Airborne PCB was monitored by two portable air samplers set up adjacent to each dredge platform, on opposite shores of the river. These samplers recorded 24-hour average concentrations of airborne PCB. Three problems undermine the usefulness of these monitors. First, personnel engaged in dredging are exposed to aerosols generated at the dredge platform, which reasonably would be expected to fall back to the river surface before reaching monitors on shore, except when wind speed is adequate to transport them as far as the shore, and when wind direction is aimed at the portable monitor. In those cases, of course, only one monitor would record the PCB, as the wind would be blowing away from the monitor on the opposite shore. Second, wind direction varies, so each air monitor would be pumping air originating from 360 degrees, not primarily from the direction of the dredge platform to which it is adjacent. This is illustrated in the figure below, in which red arrows represent air originating from the dredge platform, and the preponderance of black arrows represent air originating from other directions.


The figure above also illustrates how, as the dredge platform moves downstream, the angle from which PCB might impinge on the portable monitor increases. Thus, a time series should show increasing airborne PCB concentrations as the surface area of dredged river increases. This observation cannot actually be made, however, because GE procedures call for moving each portable air monitor downstream with the dredge platform, so no monitor remains to record evolving airborne PCB concentrations at any former dredge site. Indeed, as the area of dredged river surface increases to its maximum, the concentration of airborne monitors per acre of dredged river declines in direct proportion, because no monitors are added to cover the increased area of dredged river.


This gives rise to the third problem: that PCB volatilization might not reach a steady state until long after the portable air monitors are withdrawn downstream with the dredge platforms. Indeed, PCB release from the river surface might not reach steady state rates until long after Phase I is complete. By then, portable monitors would have been withdrawn, not only to points downstream, but altogether.


One strategy to rectify this egregious situation, at least partially, might be effective: examining meteorology data to determine the fraction of time when wind direction was toward a portable air sampler on shore. If the fraction of time was, say, one percent, then the airborne concentration from the point of origin (the dredge platform) would have been at least 100 times higher than the concentration reported by the sampling unit (“at least,” because the sampling unit would not have recorded PCB-bearing aerosols that had precipitated back to the river surface before reaching shore).
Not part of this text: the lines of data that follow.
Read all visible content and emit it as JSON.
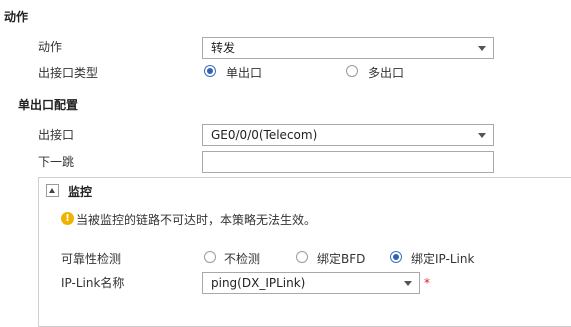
{
  "action_section": {
    "title": "动作",
    "action_label": "动作",
    "action_value": "转发",
    "outif_type_label": "出接口类型",
    "outif_type_options": [
      "单出口",
      "多出口"
    ],
    "outif_type_selected": "单出口"
  },
  "single_outif_section": {
    "title": "单出口配置",
    "outif_label": "出接口",
    "outif_value": "GE0/0/0(Telecom)",
    "nexthop_label": "下一跳",
    "nexthop_value": ""
  },
  "monitor_section": {
    "title": "监控",
    "warning_text": "当被监控的链路不可达时，本策略无法生效。",
    "reliability_label": "可靠性检测",
    "reliability_options": [
      "不检测",
      "绑定BFD",
      "绑定IP-Link"
    ],
    "reliability_selected": "绑定IP-Link",
    "iplink_label": "IP-Link名称",
    "iplink_value": "ping(DX_IPLink)",
    "required_mark": "*"
  },
  "colors": {
    "accent": "#2f63b8",
    "warning": "#f0b400",
    "required": "#e02020",
    "border": "#a9a9a9"
  }
}
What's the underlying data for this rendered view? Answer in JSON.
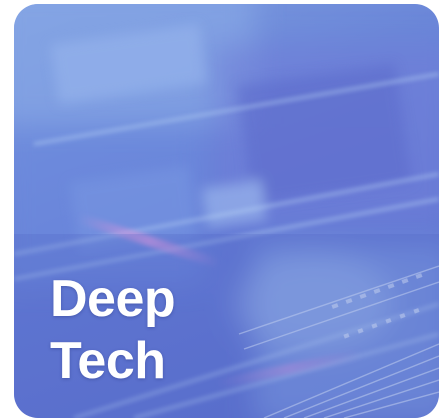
{
  "card": {
    "title_line_1": "Deep",
    "title_line_2": "Tech",
    "background_image": "microchip-circuit-photo",
    "accent_color": "#6a82d6",
    "text_color": "#ffffff"
  }
}
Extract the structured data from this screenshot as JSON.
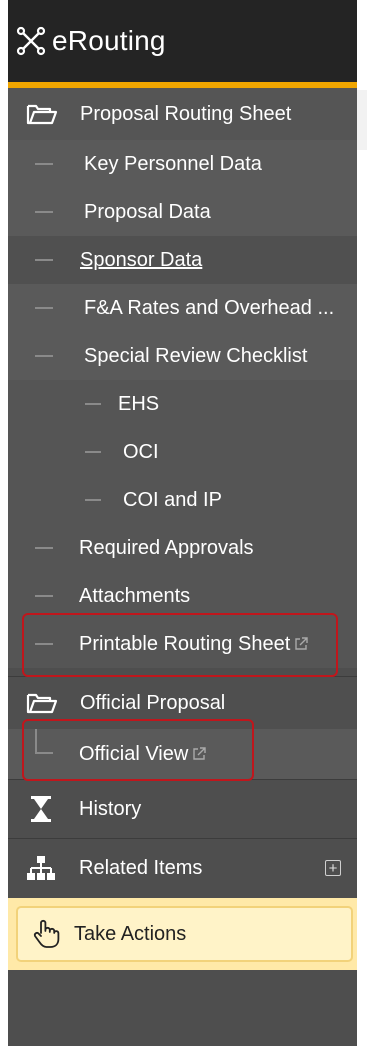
{
  "header": {
    "title": "eRouting"
  },
  "nav": {
    "proposal_routing_sheet": "Proposal Routing Sheet",
    "key_personnel": "Key Personnel Data",
    "proposal_data": "Proposal Data",
    "sponsor_data": " Sponsor Data",
    "fa_rates": "F&A Rates and Overhead ...",
    "special_review": "Special Review Checklist",
    "ehs": "EHS",
    "oci": "OCI",
    "coi_ip": "COI and IP",
    "required_approvals": "Required Approvals",
    "attachments": "Attachments",
    "printable_routing_sheet": "Printable Routing Sheet",
    "official_proposal": "Official Proposal",
    "official_view": "Official View",
    "history": "History",
    "related_items": "Related Items",
    "take_actions": "Take Actions"
  },
  "icons": {
    "logo": "network-icon",
    "folder": "folder-open-icon",
    "history": "hourglass-icon",
    "related": "sitemap-icon",
    "take_actions": "hand-pointer-icon",
    "external": "external-link-icon",
    "expand": "plus-square-icon"
  },
  "colors": {
    "accent": "#f0a500",
    "highlight": "#c0161c",
    "sidebar": "#4e4e4e",
    "header": "#242424"
  }
}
I do not know if the required meteorology data are available.


The observations reported above give rise to several conclusions and recommendations, as follows:


Conclusion 1: Water monitoring miles downstream of dredging is inadequate to characterize PCB mobilization.


Conclusion 2: Air monitoring using portable air samplers on shore is inadequate to quantify either residential or commercial exposure to airborne PCB.


Conclusion 3: Personal monitoring of GE dredging personnel as implemented in Phase I is inadequate to quantify occupational exposure to airborne PCB.


Conclusion 4: Levels of airborne PCB probably are higher than suggested by available data, and possibly unsafe.


Conclusion 5: Hudson River PCB dredging is making exposed people into experimental subjects, and riverfront communities into the subjects of epidemiology studies that will continue for generations to come.


Recommendation 1: Water and air monitoring, including personal monitoring, should occur together at dredge platforms.


Recommendation 2: Permanent arrays of air and water samplers are needed to confirm or refute EPA safety claims, and to protect public and environmental health.


Recommendation 3: Dredging Project Phase I evaluation should consider all issues, most notably including possible cessation of dredging.